One of the best at overcoming the limitations inherent in first-person was F. Scott Fitzgerald. In both his most accomplished novel, The Great Gatsby, and in his incredibly promising, yet sadly unfinished The Last Tycoon, Fitzgerald applies a twist to traditional first-person and uses a technique I call Flexible First Person. What is Flexible First Person? It’s really just a technique a writer can use within the confines of traditional first person. It’s not a POV of its own, but more of a subset technique within a POV choice. It’s the technique of a writer who realizes there are a multitude of ways that we (who live in first-person singular—most of us, at any rate) get information about other people and events.

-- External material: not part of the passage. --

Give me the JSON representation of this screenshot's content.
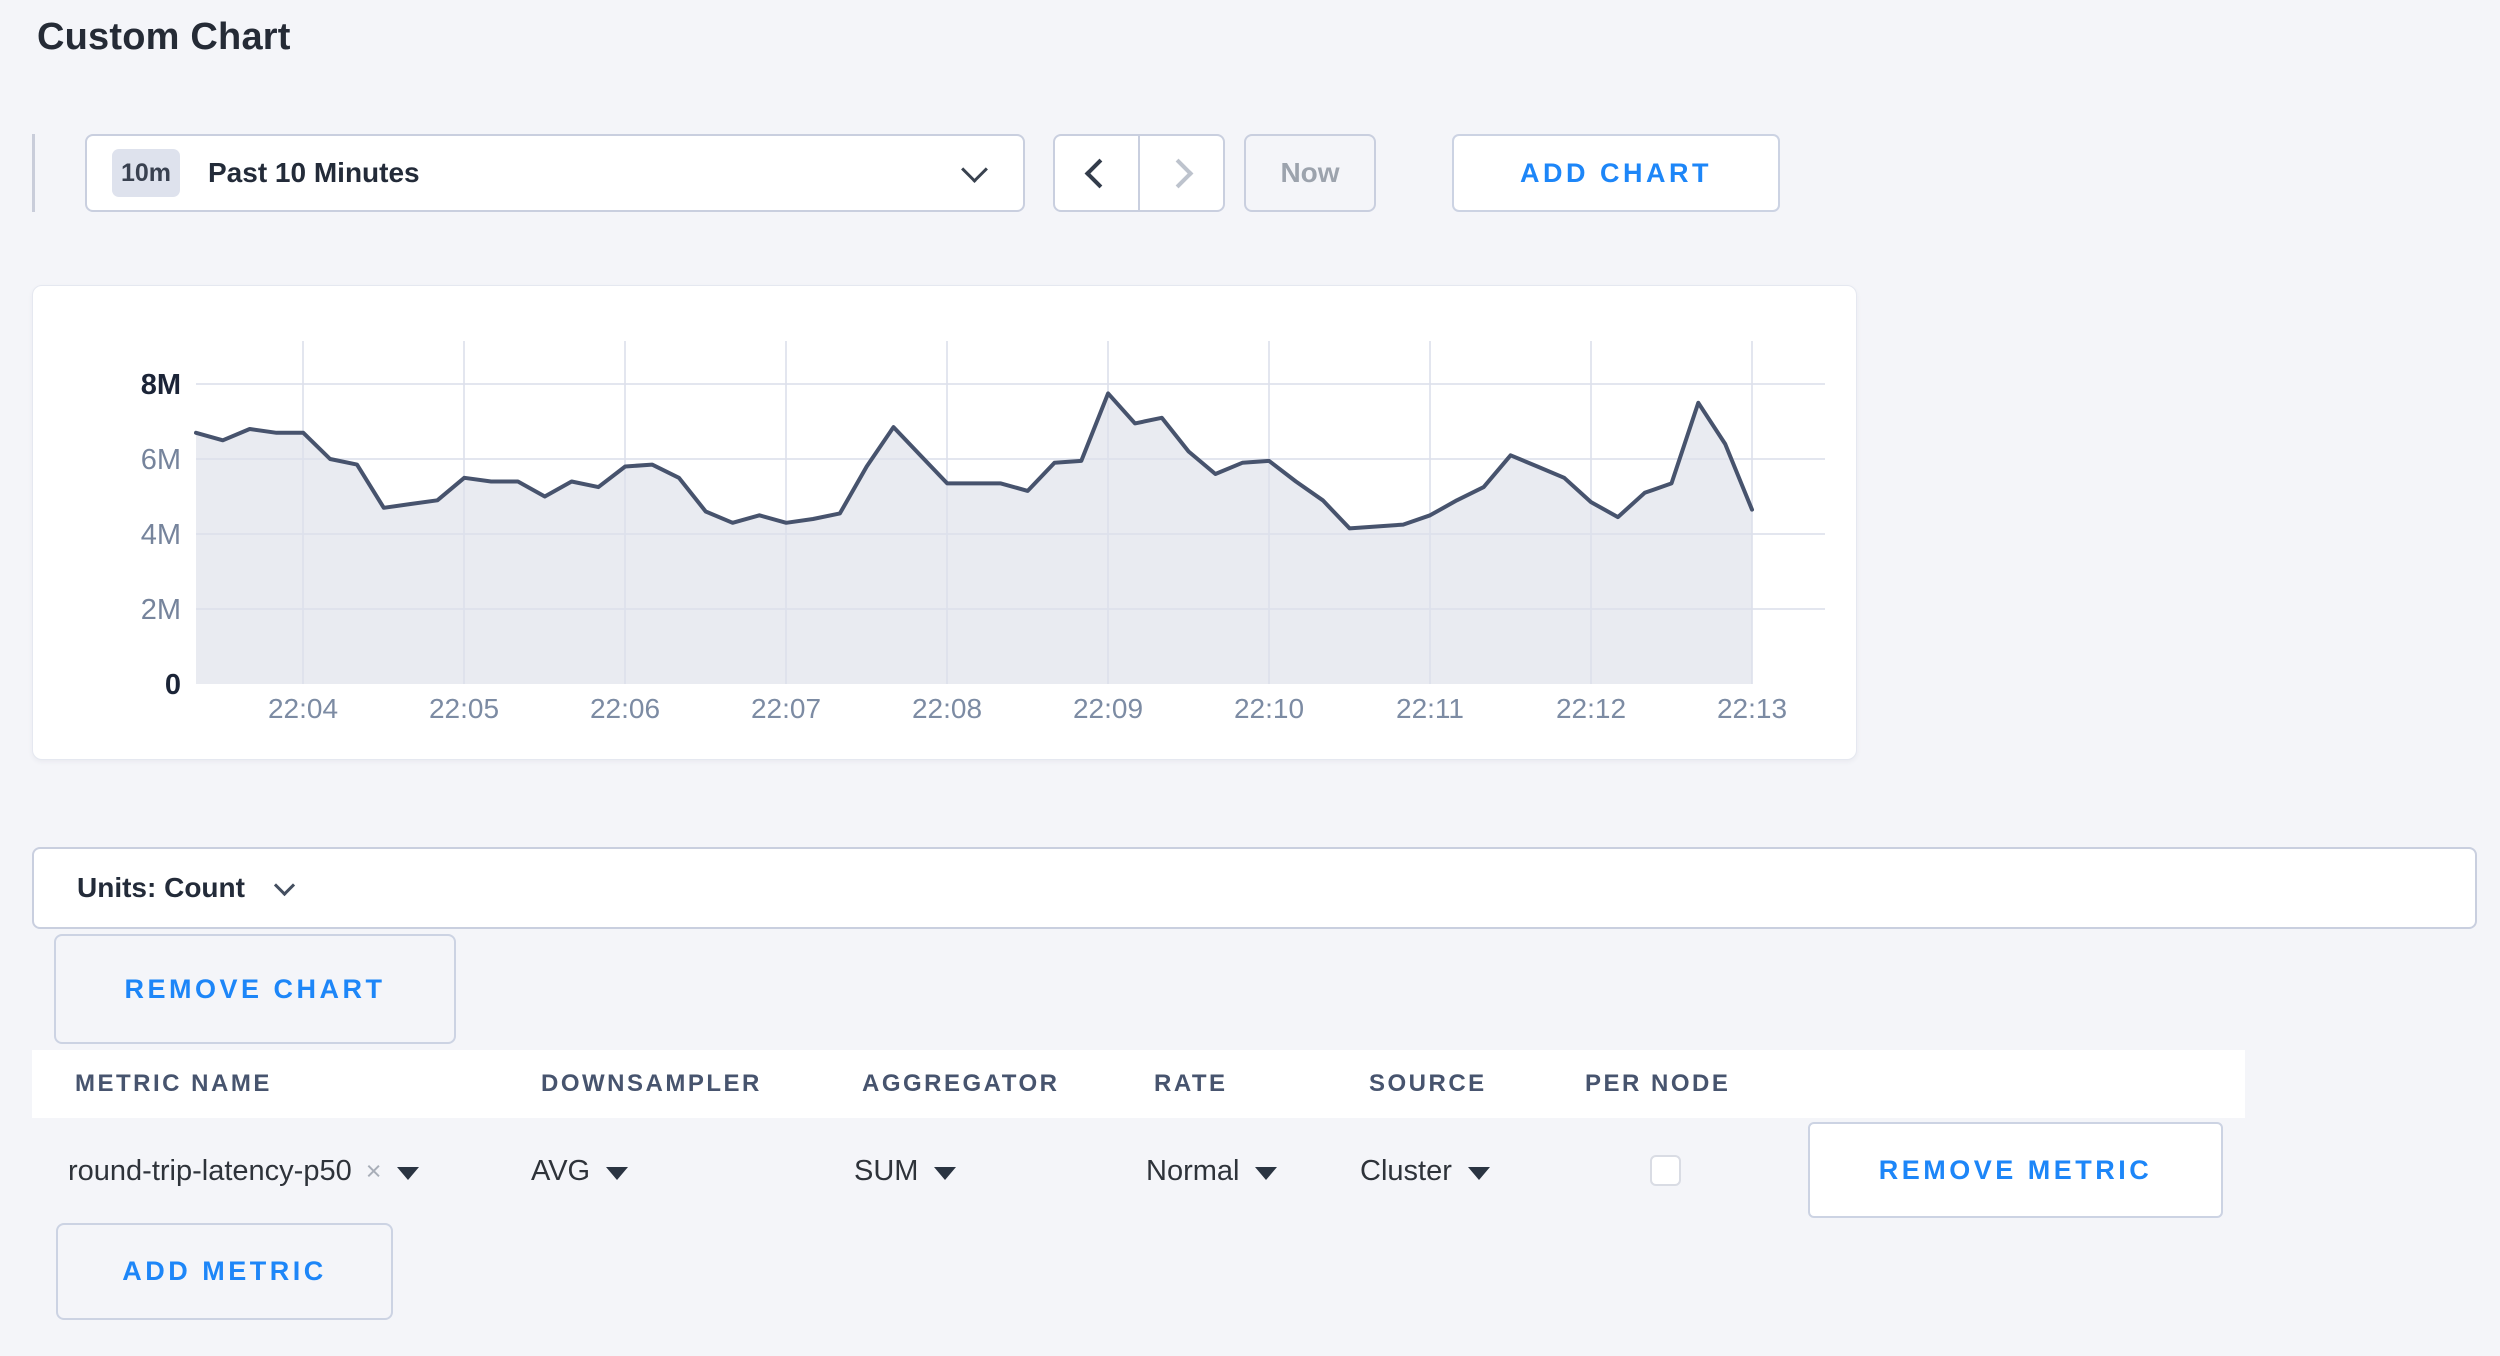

Think about it—there are plenty of things we know about in life that we weren’t present for. People tell us things, we listen to the radio, we read, we watch TV and check the Internet (though the last two weren’t available to Fitzgerald) and, perhaps most importantly, we imagine what other people are thinking.
And it’s this realization of the narrator’s imagination that shows up in one of the most famous scenes in Gatsby, in which Nick Carraway imagines Gatsby’s murder at the hands of Tom Wilson (a scene that has already taken place and one Nick was not there for). Not only does he use multiple hearsay (what the butler tells him about Gatsby getting in the pool for the last time of the season and what the police tell him about Wilson shooting Gatsby and then himself), but he imagines Gatsby’s dying thoughts. We get Nick, thinking/imagining Gatsby waiting for Daisy’s call where he hopes she’ll leave her husband and run away with him:
…I have an idea that Gatsby himself didn’t believe it would come, and perhaps he no longer cared. If that was true he must have felt that he had lost the old warm world, paid a high price for living too long with a single dream. He must have looked up at an unfamiliar sun though frightening leaves and shivered as he found what a grotesque thing a rose is and how raw the sunlight was upon sparsely created grass…
Notice all of the qualifiers: I have an idea, perhaps, If that was true, and he must (twice). Because it’s the narrator imagining this, we get not only the narrator’s conclusions on the end of Gatsby’s life, but a sense of immediacy of this ending as seen/realized by Gatsby, even though the narrator is absent and there’s no way he can actually know what Gatsby felt and thought at the end.
We spend an enormous amount of our lives (at least I do, and my friends do—but maybe that’s because my friends are mostly addicts and writers, who spend a lot of time in their heads) thinking about other people, their motives, their desires and their opinions. Yet, I seldom see student writers taking advantage of this when they choose to write in first person. This is an incredible technique not used often enough.
There are more pedestrian ways to get in scenes that the narrator’s not there for. For instance, in The Last Tycoon, the narrative is in the first person, told by Celia Brady. Then, several chapters in, we get the entire first date and romance between Monroe and Kathleen, shown to the reader in what seems like third person (minus interiors—what’s known as camera-view third-person, where we get actions, but not thoughts in third-person), and then we’re told that Celia had learned about this entire encounter from someone intimate with the characters in the scene—via hearsay. Then, the first-person narrative continues with “This is Celia, taking up the story again.”
This is much less poetic than the death scene in Gatsby, but it’s effective and it offers readers (and writers) another example of the Flexible First Person where the writer explores creative and interesting ways of getting crucial information to the reader.